Włochy sparaliżowane przez strajk komunikacji
24-godzinny strajk pracowników komunikacji
sparaliżował ruch w wielu miastach Włoch. Szóstą w tym
roku ogólnokrajową i całodobową akcję protestacyjną
zorganizowało kilka związków zawodowych, domagających się
natychmiastowego podpisania nowego układu zbiorowego z
pracownikami tej branży.
Już w pierwszych godzinach strajku niemal całkowity chaos zapanował na ulicach w Rzymie, podobna sytuacja jest w Mediolanie.
Poprzedni układ zbiorowy z setkami tysięcy pracowników komunikacji miejskiej wygasł w zeszłym roku.

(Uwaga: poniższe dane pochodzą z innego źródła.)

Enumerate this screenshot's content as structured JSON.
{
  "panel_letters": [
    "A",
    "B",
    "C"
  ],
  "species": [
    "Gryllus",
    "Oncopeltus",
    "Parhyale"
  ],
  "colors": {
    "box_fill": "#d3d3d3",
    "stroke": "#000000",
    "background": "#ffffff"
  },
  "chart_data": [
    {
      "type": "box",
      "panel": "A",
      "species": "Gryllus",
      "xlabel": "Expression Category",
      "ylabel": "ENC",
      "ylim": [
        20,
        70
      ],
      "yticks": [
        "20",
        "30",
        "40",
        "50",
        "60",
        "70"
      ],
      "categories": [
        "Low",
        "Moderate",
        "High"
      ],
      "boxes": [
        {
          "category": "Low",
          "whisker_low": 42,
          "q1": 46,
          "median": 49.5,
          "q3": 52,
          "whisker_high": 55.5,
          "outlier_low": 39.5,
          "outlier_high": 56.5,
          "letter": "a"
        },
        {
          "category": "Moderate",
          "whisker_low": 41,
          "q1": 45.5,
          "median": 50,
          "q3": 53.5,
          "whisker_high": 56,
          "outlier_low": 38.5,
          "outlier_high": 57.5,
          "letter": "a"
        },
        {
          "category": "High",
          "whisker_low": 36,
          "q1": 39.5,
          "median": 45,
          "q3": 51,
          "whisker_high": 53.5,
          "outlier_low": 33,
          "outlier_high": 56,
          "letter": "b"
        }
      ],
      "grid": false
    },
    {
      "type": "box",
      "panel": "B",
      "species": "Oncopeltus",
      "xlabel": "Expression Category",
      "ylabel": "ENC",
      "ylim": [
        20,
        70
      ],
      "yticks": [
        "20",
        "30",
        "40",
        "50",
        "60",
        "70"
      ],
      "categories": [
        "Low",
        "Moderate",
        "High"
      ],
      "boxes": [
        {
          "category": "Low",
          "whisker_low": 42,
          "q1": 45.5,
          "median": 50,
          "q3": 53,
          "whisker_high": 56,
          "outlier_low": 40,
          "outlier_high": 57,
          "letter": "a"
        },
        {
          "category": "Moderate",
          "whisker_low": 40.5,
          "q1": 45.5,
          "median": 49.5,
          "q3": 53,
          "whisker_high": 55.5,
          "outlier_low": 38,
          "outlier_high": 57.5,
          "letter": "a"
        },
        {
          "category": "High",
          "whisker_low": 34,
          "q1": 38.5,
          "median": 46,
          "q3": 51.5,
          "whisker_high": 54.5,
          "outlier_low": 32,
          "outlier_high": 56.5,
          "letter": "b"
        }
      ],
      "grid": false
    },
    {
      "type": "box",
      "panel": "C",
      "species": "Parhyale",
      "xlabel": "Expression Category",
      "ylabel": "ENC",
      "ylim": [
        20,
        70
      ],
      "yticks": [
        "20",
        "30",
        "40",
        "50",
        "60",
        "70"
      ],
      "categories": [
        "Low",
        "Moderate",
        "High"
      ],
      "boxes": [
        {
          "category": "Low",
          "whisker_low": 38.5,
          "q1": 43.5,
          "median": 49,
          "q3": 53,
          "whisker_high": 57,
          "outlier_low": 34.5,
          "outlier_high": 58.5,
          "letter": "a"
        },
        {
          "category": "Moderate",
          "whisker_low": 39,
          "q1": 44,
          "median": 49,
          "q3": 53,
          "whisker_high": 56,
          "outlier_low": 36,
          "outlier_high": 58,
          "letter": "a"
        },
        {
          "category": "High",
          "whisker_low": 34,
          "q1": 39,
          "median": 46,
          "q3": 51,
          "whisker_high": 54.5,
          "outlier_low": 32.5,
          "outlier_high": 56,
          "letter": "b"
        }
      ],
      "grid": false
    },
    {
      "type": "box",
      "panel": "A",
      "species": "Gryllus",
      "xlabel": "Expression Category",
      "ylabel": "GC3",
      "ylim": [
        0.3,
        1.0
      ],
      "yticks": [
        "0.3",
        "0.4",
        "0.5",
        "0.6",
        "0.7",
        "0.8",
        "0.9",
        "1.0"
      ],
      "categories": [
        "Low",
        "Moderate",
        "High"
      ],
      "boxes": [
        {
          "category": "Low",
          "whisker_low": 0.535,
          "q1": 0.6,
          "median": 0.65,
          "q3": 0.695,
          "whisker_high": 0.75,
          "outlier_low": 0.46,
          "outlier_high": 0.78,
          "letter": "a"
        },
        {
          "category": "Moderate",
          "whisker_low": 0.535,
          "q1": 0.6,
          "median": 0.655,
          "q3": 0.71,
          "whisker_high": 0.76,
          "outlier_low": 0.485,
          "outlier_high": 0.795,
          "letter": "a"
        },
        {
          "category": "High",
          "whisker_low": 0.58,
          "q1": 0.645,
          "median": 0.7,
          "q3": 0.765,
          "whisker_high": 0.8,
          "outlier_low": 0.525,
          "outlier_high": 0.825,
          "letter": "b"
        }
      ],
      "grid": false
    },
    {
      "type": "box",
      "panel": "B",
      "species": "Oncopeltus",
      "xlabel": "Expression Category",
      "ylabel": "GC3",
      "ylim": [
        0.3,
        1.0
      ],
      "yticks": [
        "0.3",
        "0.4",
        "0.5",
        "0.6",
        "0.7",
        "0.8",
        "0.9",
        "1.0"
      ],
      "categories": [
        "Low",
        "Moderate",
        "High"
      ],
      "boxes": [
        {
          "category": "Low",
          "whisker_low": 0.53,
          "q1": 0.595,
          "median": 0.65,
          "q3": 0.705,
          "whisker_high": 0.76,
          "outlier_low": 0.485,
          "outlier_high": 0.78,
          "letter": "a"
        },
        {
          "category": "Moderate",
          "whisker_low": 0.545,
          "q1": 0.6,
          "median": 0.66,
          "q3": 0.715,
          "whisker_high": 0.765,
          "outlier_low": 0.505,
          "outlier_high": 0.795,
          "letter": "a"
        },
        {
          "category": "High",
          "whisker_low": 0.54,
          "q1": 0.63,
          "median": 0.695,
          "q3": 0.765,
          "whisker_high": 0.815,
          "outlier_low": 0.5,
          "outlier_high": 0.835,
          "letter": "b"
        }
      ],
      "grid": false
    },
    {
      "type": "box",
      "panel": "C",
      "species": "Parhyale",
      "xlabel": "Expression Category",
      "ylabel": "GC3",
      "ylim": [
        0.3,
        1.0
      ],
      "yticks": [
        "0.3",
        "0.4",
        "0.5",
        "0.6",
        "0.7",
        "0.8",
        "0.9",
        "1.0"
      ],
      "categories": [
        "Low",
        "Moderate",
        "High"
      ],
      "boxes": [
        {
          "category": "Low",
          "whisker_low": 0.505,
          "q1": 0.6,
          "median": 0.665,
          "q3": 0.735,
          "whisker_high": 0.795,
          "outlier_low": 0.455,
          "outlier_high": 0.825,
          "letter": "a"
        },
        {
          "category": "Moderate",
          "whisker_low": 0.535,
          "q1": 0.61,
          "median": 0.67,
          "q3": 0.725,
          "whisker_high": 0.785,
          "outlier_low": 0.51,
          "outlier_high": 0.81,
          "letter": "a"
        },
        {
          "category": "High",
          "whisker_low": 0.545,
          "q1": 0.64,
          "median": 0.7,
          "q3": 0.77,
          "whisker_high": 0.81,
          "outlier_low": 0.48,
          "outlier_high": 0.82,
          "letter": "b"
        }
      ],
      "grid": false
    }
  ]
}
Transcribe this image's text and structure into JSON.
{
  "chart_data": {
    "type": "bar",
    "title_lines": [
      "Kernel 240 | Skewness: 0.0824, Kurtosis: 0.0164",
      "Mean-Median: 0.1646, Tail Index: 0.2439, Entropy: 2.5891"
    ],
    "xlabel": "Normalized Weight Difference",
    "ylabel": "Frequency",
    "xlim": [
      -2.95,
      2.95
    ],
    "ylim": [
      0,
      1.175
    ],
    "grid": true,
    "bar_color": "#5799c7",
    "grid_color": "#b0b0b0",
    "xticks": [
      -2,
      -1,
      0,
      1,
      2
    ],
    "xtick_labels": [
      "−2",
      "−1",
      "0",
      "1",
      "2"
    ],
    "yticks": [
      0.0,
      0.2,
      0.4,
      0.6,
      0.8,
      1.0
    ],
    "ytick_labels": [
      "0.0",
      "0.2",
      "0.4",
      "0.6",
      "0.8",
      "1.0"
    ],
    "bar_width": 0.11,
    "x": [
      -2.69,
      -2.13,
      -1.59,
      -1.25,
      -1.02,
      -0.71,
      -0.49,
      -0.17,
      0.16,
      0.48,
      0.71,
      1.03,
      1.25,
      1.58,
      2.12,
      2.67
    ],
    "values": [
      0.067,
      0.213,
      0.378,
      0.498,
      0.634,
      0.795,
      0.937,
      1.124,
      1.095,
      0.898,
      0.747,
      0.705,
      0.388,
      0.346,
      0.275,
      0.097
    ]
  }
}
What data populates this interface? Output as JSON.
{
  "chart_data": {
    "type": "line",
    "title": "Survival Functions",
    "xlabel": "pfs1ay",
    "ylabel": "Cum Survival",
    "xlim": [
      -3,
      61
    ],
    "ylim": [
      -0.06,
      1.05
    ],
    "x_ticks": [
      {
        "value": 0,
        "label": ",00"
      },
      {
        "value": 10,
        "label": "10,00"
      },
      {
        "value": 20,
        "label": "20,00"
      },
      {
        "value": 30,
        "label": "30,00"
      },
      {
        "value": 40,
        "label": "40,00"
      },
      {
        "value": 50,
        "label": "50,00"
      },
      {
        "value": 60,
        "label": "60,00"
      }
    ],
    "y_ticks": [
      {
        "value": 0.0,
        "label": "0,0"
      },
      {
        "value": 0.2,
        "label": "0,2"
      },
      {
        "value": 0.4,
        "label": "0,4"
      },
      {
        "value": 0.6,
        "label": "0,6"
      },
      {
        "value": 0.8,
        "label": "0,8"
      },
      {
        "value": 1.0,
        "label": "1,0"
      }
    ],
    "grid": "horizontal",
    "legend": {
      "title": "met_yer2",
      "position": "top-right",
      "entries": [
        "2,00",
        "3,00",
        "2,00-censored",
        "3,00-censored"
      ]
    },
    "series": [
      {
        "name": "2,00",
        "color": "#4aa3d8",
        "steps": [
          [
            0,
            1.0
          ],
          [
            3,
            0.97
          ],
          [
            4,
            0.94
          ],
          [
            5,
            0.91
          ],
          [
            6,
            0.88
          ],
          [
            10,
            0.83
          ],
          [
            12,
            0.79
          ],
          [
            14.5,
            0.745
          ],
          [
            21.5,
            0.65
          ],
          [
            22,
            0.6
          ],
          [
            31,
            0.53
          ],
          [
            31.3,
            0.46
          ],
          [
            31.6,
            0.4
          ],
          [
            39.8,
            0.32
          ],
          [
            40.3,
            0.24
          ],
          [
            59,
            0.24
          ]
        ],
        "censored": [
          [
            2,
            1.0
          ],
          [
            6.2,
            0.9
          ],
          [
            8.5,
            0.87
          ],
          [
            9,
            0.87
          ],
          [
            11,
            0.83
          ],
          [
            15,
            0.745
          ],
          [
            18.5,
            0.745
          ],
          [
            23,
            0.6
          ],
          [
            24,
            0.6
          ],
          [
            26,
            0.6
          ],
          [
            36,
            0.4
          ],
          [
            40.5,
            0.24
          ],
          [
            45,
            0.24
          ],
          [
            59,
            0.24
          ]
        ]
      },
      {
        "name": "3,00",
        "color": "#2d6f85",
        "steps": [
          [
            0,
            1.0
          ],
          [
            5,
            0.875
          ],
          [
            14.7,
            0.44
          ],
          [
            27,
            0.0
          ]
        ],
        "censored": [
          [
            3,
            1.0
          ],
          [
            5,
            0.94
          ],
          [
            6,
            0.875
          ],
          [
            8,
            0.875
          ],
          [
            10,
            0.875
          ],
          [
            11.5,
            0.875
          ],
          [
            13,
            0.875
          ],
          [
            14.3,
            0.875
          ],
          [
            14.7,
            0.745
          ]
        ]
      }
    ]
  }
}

Strajkujący protestują także przeciwko projektowi budżetu na 2007 rok, w którym ich zdaniem przewidziano niewystarczające nakłady na sektor transportu.
Aby ułatwić wszystkim dotarcie do pracy i szkoły rano oraz powrót do domu późnym popołudniem strajkujący zgodnie ze strajkową praktyką zagwarantowali połączenia w godzinach największego szczytu komunikacyjnego.
Zapowiedzieli jednocześnie, że jeśli negocjacje w sprawie układu zbiorowego nie zakończą się sukcesem, następny taki protest odbędzie się 15 grudnia.